University of Barcelona

The University of Barcelona has joined forces with some research and agroecological organizations to consolidate a sustainable forest management model, promote the bioeconomy in rural areas and create new gastronomic products through the project "Forgotten Plants: Valorization of forest foods for sustainable land management", led by the Eixarcolant collective. Participants include the UB's EtnoBioFic Research Group (Ethnobotany, Biosystematics, Phylogeny and Molecular Cytogenetics), the Botanical Institute of Barcelona (a joint centre of the Spanish National Research Council and the Natural Science Museum of Barcelona) and the Nature Conservation Foundation. It is funded by the Biodiversity Foundation of the Ministry for Ecological Transition and Demographic Challenge (MITECO).The initiative arose in response to the depopulation of rural areas during the 20th century, which led to the loss of much popular knowledge about plants and their uses. A 2019 report by the Food and Agriculture Organization of the United Nations (FAO) warned that only 30 plant species constitute the food base for 90% of the world's population, while many others are used locally and could be relevant to food security in general.

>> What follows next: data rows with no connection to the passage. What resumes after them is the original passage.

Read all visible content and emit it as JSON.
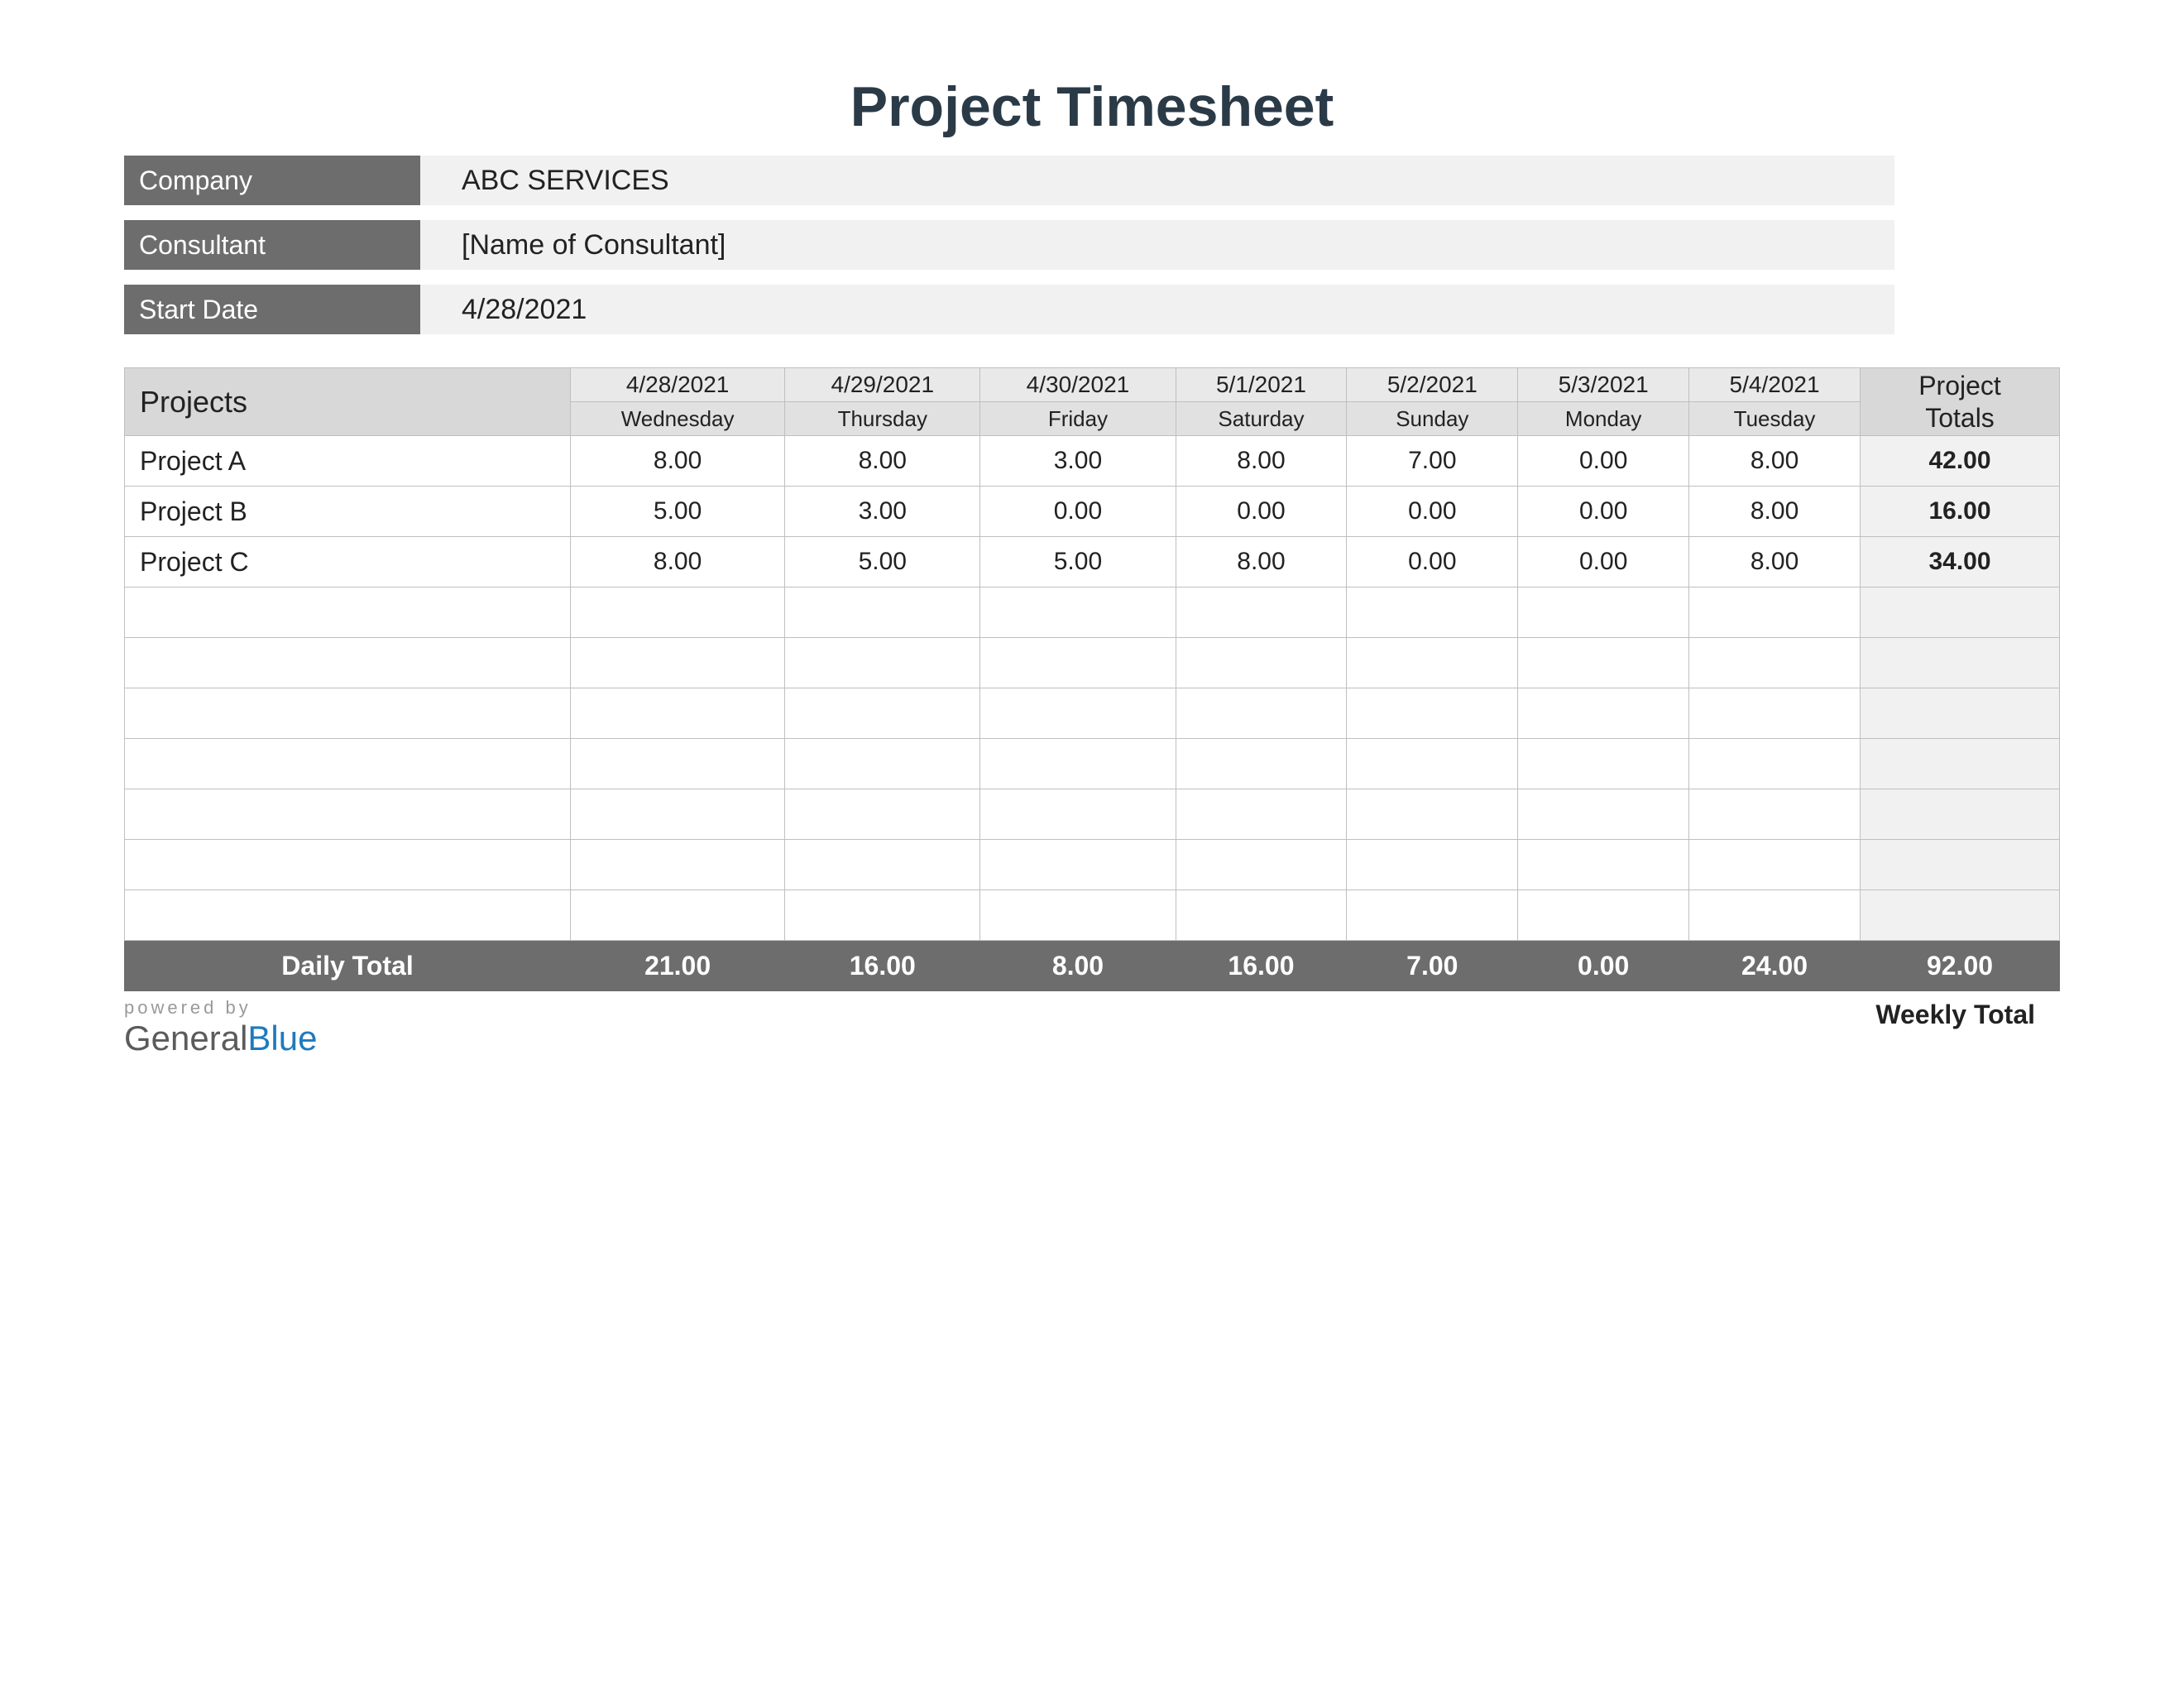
{
  "title": "Project Timesheet",
  "meta": {
    "company_label": "Company",
    "company_value": "ABC SERVICES",
    "consultant_label": "Consultant",
    "consultant_value": "[Name of Consultant]",
    "start_label": "Start Date",
    "start_value": "4/28/2021"
  },
  "headers": {
    "projects": "Projects",
    "totals_line1": "Project",
    "totals_line2": "Totals",
    "dates": [
      "4/28/2021",
      "4/29/2021",
      "4/30/2021",
      "5/1/2021",
      "5/2/2021",
      "5/3/2021",
      "5/4/2021"
    ],
    "days": [
      "Wednesday",
      "Thursday",
      "Friday",
      "Saturday",
      "Sunday",
      "Monday",
      "Tuesday"
    ]
  },
  "rows": [
    {
      "name": "Project A",
      "vals": [
        "8.00",
        "8.00",
        "3.00",
        "8.00",
        "7.00",
        "0.00",
        "8.00"
      ],
      "total": "42.00"
    },
    {
      "name": "Project B",
      "vals": [
        "5.00",
        "3.00",
        "0.00",
        "0.00",
        "0.00",
        "0.00",
        "8.00"
      ],
      "total": "16.00"
    },
    {
      "name": "Project C",
      "vals": [
        "8.00",
        "5.00",
        "5.00",
        "8.00",
        "0.00",
        "0.00",
        "8.00"
      ],
      "total": "34.00"
    }
  ],
  "empty_rows": 7,
  "daily": {
    "label": "Daily Total",
    "vals": [
      "21.00",
      "16.00",
      "8.00",
      "16.00",
      "7.00",
      "0.00",
      "24.00"
    ],
    "grand": "92.00"
  },
  "weekly_label": "Weekly Total",
  "footer": {
    "powered": "powered by",
    "brand1": "General",
    "brand2": "Blue"
  }
}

As Judit Català, project technician, explains, Forgotten Plants aims to revive the use of forest food resources, which are highly interesting and beneficial from a nutritional perspective. Among its main objectives, the project seeks to develop forest management models that enhance biodiversity and climate resilience, foster links between the population and the region's natural resources, and promote the use of forest food resources.

Forgotten Plants has focused on recovering five forest species: rosehip (Rosa spp.), blackthorn (Prunus spinosa), strawberry tree (Arbutus unedo), green pine cone (Pinus spp.) and acorn (Quercus ilex). Currently, the forestry work and the harvesting of the fruits to be used are almost complete. In addition, more than 125 food product prototypes have been developed, including blackthorn vinaigrette, strawberry tree hot sauce and acorn biscuits. Based on more than 50 tastings - which have yielded more than 13,000 evaluations - and a tasting with professionals from the gastronomic sector, 30 products have been selected from among all the prototypes according to criteria such as their acceptance in tastings, the viability and profitability of the product, market potential, degree of innovation, and product shelf life.

In 2025, the pilot production and marketing of the 30 selected products are underway, allowing their potential to boost a forest bioeconomy to be validated and their commercial viability to be assessed.